Tuesday, December 23, 2008

YOU AIN'T BEIN' HONEST, ABE

Barack Obama has evoked Abraham Lincoln ever since launching his campaign at the Old State Capitol in Springfield, Ill. Now he plans to arrive in Washington the same way that Lincoln did in 1861, with a train trip that will include stops, speeches and crowds along the way.
On Jan. 17, Obama and his family will start the day with an appearance in Philadelphia, where they will board a chartered Amtrak train. The train will stop in Wilmington, Del., where the Obamas will be joined by Vice President-elect Joseph R. Biden Jr. Then comes a stop in Baltimore before the group's arrival that evening in Washington.
"He's replicating the last leg of Lincoln's inaugural journey to Washington," said historian Harold Holzer, the preeminent Lincoln historian and biographer, "This guy's reverence for Lincoln has no bounds."
And that is understandable, Lincoln being a fellow citizen of Illinois, it is very understandable.
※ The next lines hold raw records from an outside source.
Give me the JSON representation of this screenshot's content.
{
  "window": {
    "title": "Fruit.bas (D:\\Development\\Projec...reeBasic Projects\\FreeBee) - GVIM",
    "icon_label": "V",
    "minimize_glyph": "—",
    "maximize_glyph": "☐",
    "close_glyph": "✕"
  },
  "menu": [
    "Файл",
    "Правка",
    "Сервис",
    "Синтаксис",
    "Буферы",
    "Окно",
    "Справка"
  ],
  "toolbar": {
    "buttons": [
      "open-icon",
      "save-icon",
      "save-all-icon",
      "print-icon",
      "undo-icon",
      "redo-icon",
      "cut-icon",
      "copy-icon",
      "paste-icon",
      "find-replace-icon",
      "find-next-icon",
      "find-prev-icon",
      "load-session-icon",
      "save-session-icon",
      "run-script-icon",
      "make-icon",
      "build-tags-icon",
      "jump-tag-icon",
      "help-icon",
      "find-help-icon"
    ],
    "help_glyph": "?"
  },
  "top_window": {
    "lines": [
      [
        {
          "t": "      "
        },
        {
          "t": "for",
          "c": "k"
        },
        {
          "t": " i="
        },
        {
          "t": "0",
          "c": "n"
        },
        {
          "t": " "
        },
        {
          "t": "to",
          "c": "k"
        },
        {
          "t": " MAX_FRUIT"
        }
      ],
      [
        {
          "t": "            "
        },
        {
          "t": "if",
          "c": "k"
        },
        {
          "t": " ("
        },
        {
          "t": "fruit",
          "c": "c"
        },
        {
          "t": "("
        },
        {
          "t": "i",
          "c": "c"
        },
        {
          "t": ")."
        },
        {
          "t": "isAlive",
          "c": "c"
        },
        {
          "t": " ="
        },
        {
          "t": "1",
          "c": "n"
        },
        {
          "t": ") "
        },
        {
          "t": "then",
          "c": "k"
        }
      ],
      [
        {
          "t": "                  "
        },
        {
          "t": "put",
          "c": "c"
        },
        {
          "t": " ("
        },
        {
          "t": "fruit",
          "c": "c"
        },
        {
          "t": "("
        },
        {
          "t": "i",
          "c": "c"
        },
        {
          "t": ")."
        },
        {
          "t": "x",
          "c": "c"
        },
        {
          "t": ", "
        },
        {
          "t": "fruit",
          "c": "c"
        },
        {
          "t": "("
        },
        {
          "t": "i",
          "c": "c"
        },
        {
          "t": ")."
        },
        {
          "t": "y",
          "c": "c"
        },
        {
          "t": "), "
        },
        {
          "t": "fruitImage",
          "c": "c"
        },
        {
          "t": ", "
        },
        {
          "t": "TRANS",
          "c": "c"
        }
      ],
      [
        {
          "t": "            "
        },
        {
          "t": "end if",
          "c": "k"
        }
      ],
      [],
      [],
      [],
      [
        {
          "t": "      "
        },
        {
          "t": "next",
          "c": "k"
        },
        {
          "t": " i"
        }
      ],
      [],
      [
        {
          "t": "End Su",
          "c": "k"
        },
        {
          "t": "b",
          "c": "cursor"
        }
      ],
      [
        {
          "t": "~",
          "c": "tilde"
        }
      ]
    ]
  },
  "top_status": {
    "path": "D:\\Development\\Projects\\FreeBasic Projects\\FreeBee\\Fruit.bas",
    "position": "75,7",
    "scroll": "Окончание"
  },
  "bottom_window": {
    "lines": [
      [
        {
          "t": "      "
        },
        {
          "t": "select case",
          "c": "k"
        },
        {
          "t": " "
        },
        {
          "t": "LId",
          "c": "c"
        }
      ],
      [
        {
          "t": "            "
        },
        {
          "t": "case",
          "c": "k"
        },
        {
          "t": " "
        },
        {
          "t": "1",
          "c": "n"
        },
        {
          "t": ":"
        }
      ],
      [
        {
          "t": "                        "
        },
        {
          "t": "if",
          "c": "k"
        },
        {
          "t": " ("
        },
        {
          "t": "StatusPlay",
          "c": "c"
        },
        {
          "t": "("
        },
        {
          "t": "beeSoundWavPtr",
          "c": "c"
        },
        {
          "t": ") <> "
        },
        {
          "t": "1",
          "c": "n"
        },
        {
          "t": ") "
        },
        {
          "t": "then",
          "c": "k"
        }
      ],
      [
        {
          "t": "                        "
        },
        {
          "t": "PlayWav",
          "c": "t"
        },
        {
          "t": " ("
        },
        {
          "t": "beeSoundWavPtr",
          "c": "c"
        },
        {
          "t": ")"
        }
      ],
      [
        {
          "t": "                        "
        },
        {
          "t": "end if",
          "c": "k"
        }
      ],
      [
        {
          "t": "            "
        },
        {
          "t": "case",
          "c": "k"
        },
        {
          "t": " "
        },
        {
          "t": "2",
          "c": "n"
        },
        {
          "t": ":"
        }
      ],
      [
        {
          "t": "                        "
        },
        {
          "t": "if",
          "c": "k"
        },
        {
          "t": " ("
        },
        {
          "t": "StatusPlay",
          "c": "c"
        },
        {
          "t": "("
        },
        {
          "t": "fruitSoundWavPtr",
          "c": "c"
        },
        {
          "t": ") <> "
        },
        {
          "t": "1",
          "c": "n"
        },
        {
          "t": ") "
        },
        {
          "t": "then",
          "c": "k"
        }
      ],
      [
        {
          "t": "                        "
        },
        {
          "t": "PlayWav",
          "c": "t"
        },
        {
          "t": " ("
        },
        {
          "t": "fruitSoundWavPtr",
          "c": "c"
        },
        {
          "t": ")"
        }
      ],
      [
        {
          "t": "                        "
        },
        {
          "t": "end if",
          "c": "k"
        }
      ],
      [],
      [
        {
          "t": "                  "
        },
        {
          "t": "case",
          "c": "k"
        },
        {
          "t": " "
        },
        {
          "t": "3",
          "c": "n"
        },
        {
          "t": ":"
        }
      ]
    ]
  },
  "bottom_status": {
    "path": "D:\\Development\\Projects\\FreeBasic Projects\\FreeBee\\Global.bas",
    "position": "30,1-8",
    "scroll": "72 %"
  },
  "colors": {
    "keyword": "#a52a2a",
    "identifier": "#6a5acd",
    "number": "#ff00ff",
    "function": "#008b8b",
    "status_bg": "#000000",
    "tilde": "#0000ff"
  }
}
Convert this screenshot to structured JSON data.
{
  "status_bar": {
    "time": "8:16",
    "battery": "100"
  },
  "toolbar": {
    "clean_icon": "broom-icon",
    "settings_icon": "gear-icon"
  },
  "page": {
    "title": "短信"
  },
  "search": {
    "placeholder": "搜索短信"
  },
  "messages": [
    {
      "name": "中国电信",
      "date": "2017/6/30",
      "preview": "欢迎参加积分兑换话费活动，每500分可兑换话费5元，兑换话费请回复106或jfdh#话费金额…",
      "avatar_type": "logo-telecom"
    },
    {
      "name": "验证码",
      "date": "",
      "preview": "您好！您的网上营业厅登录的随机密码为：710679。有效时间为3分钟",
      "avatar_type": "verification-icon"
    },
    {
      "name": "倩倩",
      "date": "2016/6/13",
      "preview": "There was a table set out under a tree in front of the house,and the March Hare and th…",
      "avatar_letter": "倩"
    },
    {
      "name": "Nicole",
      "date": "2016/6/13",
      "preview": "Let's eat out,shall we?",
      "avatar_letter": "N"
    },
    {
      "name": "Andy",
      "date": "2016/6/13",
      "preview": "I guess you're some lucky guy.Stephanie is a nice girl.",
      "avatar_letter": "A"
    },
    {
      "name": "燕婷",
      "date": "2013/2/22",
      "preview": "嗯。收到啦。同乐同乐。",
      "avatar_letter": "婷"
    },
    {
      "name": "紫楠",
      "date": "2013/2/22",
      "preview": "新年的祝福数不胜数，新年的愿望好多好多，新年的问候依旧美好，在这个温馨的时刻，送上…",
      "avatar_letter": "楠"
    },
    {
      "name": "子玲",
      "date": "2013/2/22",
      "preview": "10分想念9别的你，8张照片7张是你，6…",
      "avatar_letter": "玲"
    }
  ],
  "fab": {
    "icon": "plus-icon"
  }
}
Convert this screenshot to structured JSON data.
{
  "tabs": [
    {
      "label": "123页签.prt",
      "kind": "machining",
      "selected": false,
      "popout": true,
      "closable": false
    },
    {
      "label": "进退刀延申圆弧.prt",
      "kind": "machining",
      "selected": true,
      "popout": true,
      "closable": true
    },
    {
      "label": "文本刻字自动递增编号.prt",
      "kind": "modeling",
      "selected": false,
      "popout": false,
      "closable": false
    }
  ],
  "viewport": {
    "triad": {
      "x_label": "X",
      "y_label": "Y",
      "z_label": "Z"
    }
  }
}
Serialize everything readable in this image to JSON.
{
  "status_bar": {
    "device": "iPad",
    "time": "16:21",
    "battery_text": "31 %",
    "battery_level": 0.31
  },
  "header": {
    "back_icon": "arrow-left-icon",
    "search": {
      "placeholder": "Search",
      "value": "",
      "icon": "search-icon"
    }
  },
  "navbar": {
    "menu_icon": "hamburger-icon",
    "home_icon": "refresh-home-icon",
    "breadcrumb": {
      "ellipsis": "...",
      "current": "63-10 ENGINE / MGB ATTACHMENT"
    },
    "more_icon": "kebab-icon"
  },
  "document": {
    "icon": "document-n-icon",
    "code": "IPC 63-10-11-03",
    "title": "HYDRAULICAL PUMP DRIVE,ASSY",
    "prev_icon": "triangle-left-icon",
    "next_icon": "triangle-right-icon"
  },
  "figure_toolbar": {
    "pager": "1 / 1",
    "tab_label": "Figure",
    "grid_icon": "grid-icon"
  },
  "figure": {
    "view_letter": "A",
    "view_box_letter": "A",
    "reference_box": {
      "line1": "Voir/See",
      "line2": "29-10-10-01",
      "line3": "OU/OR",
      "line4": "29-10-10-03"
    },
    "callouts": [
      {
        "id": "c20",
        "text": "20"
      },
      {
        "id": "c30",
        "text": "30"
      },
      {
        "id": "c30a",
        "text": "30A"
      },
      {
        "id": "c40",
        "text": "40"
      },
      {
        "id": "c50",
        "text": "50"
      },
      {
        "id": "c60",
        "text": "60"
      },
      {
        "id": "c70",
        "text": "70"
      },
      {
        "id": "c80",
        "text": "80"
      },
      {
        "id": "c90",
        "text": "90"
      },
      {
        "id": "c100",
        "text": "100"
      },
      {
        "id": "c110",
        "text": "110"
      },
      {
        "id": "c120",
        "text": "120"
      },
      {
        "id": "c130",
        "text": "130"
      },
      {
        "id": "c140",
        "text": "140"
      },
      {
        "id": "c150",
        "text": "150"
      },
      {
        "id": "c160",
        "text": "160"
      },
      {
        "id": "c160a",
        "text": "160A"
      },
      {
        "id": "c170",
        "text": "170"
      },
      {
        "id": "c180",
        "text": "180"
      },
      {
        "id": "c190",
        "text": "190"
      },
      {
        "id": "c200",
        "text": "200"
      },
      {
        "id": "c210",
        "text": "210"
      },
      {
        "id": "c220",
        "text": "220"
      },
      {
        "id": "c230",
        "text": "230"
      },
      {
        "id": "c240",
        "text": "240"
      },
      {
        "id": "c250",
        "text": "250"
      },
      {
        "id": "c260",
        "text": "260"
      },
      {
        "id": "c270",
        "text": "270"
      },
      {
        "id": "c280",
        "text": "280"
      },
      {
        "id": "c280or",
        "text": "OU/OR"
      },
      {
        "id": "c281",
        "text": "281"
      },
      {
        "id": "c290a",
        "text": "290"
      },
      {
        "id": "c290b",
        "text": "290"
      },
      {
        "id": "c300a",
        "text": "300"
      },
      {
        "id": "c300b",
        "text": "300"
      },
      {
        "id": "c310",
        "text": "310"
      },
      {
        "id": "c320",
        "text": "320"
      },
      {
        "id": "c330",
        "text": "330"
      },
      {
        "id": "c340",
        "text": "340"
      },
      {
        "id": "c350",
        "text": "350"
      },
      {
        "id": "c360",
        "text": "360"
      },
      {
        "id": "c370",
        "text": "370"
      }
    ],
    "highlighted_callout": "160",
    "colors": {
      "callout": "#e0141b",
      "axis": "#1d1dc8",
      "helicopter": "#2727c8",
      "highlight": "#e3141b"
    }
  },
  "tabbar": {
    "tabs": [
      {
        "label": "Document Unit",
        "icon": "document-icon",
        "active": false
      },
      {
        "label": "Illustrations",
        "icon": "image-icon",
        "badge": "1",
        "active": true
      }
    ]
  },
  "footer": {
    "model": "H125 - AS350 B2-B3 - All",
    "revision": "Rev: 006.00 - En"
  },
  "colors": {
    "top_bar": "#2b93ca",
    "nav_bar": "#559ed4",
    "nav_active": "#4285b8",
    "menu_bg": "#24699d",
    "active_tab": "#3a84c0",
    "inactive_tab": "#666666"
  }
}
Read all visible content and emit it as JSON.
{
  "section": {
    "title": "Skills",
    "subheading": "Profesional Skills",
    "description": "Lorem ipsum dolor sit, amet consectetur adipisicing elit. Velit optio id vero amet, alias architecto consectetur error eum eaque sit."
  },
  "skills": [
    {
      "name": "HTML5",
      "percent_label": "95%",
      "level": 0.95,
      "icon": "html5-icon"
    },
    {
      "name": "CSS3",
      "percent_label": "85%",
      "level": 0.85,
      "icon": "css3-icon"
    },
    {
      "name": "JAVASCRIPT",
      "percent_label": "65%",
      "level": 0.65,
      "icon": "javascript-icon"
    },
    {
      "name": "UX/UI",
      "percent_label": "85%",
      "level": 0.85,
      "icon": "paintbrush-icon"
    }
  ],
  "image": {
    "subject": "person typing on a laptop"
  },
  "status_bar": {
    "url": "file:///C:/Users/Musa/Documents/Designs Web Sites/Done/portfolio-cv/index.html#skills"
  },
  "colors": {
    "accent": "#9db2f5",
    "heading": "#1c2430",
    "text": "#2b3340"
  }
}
But while Obama is many things, including a ground breaker in the world of Presidential politics, his obsession with comparing himself to Abraham Lincoln is starting to rub some Presidential historians the wrong way.
They say Obama's ego is out of control when it comes to his constant comparisons of himself to Lincoln and they point to the President-elect's brazen attempts to overemphasize his place in history. Lincoln, they point out, was known for his humility. Obama, they add, is known more for his lack of it.

And, now the announcement that Barack Obama intends to be the first President elect to ever use the Lincoln Bible, other than Lincoln himself of course, in 1861. Which means yet another fact to compare the two, since Obama will be taking the oath on the Bible used by the great emancipator, and he's the first African-American president. Both men are from Illinois. And both faced some controversy over their limited time in elected office. Lincoln served only a single term in the House of Representatives and was very much an unknown quantity to the eastern establishment in 1861 and seemed like an unlikely candidate to save the union.

This is not what is troubling me. Not the comparisons, the oft used Lincoln quotations, none of it. What is bothering me is Obama's transformation away from what I thought he was. His state and defense departments are headed by officials much more hawkish than Obama himself. He is running to the center, as he nears the center stage. And in doing so, he is neglecting some of the people who got him there.

In choosing Pastor Rick Warren to give the invocation at his swearing-in ceremony, he chose a biblical scholar of much note and national regard (and a respected member of the clergy among all groups). But in doing so, he has also chosen a man who has compared abortion to the holocaust, and gay marriage to incest and pedophilia. This choice spat in the eye of those gays who helped put him in his current position. Not a great start.

And now the recreation of the path of Lincoln, and the very Bible he swore into the office with. Good choices, but the man ain't exactly representing. Of course, re-walking Dr. King's march to Selma is out of the question, but how about using his Bible? How about doing something, anything to celebrate the momentous occasion of a black man finally coming to power in a country with a dubious racial history, and powerful hateful undertones which still remain, to say the very least.

It just seems to me that in his many choices since winning the election, he is a man running away from who he is, and what he represents to this nation, regardless of color or creed. I know, it is just a bible, and it is just an opening prayer. But it IS more than that, and we know it. It just strikes me as odd, strikes me as awfully strange choices for a man who scolded us on his political pulpit with his "Just Words" speech. Sometimes words are more than just words, and a Bible is more than the word of God, this time, it would represent the hope and dreams of a nation.

And that is the world..."The World According to Kimba." As always, thanks for reading.